Schon nach den ersten Zeilen wird klar, dass sich hier jemand sehr von Loriots Kleinem Opernführer hat inspirieren lassen – und über das Ziel hinaus geschossen ist. „Wenn Regisseur Hans Neuenfels auf der Bühne mit silbernen Hoden klimpern lässt, dann klingen die Glocken tatsächlich nie süßer als in Wolferls unverwüstlicher Zauberflöte“, lässt der Autor verlauten und versucht damit, einen Humor zu erreichen, der einzigartig ist und – wie wir nun wissen – bleibt. Über Zoten wie „Nein, das Werk Der Glockenturm handelt nicht von Lola Ferrari“ darf man getrost hinweglesen. Stattdessen gibt es interessante Informationen im ersten Teil der einzelnen Kapitel, wenn Schon über die Arbeit im Theater berichtet, oder in den Randbemerkungen „hinter der Bühne“, die auch für Operngänger neu sein könnten, wie etwa die Erläuterungen zur Glasharmonika. Die Zuordnung weiterer Opern zum Gewerk, über das der Autor gerade spricht, zeigt – sicher ungewollt kritisch – wie viele Werke der Opernliteratur im Verborgenen lauern, die einem Mainstream zum Opfer fallen, der keiner Kultur dieser Welt auf Dauer nutzen kann.

Das Werk auf einen Wurf zu lesen, ist sicher der flapsigen Ausdrucksweise zu viel. Und wer liest schon einen Opernführer an einem Stück? Die Vorstellung allerdings, man lese am Sonntagnachmittag mal die eine oder andere Oper nach – von der man vielleicht sogar noch nie gehört hat – ruft dann doch Vergnügen hervor. Erleichtert wird das durch ein Opern- und ein Personenregister am Ende des Buches. Hier ist auch die gezielte Vorbereitung auf den nächsten Opernbesuch, bei dem man im Pausen-Small-Talk mit Anekdötchen glänzen möchte, sicher eine zwingende Notwendigkeit, sich dieses Buch anzuschaffen.

Handwerklich übrigens ist das Buch sauber gemacht. Fester Leineneinband mit Reliefdruck – da kommt schon Freude auf. Und wer es mondän mag, bestellt das Buch mit Ledereinband und Goldprägung, und dann gibt es möglicherweise auch ein Kapitelband. Bedauerlich, dass der Verlag diese Variante nicht auf seiner Internetseite anbietet.
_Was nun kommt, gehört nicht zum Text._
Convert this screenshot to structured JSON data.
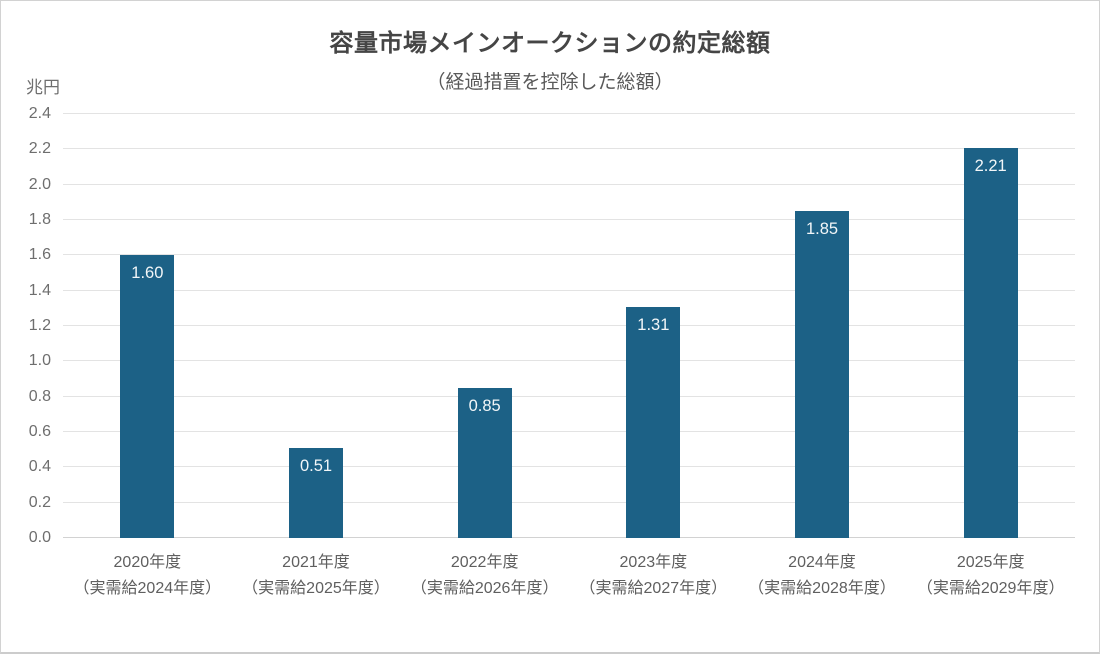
{
  "page": {
    "title": "容量市場メインオークションの約定総額",
    "subtitle": "（経過措置を控除した総額）",
    "unit_label": "兆円"
  },
  "colors": {
    "bar": "#1c6186",
    "value_label": "#f2f6f8",
    "grid": "#e3e3e3",
    "baseline": "#d2d2d2",
    "tick_text": "#6e6e6e",
    "category_text": "#5f5f5f"
  },
  "chart_data": {
    "type": "bar",
    "title": "容量市場メインオークションの約定総額",
    "subtitle": "（経過措置を控除した総額）",
    "ylabel": "兆円",
    "ylim": [
      0,
      2.4
    ],
    "ytick_step": 0.2,
    "yticks": [
      "0.0",
      "0.2",
      "0.4",
      "0.6",
      "0.8",
      "1.0",
      "1.2",
      "1.4",
      "1.6",
      "1.8",
      "2.0",
      "2.2",
      "2.4"
    ],
    "grid": true,
    "legend": "none",
    "categories": [
      {
        "line1": "2020年度",
        "line2": "（実需給2024年度）"
      },
      {
        "line1": "2021年度",
        "line2": "（実需給2025年度）"
      },
      {
        "line1": "2022年度",
        "line2": "（実需給2026年度）"
      },
      {
        "line1": "2023年度",
        "line2": "（実需給2027年度）"
      },
      {
        "line1": "2024年度",
        "line2": "（実需給2028年度）"
      },
      {
        "line1": "2025年度",
        "line2": "（実需給2029年度）"
      }
    ],
    "values": [
      1.6,
      0.51,
      0.85,
      1.31,
      1.85,
      2.21
    ],
    "value_labels": [
      "1.60",
      "0.51",
      "0.85",
      "1.31",
      "1.85",
      "2.21"
    ]
  }
}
Es gibt viele Opernführer auf dem Markt. Heiko Schon immerhin hat nicht nur einen interessanten Blickwinkel gefunden, sondern auch mit Fleiß viele Opern entdeckt, deren Namen selbst zahlreichen Intendanten Neuland sein dürften. Eine Fundgrube, die Spaß macht. Nicht nur für Opernneulinge.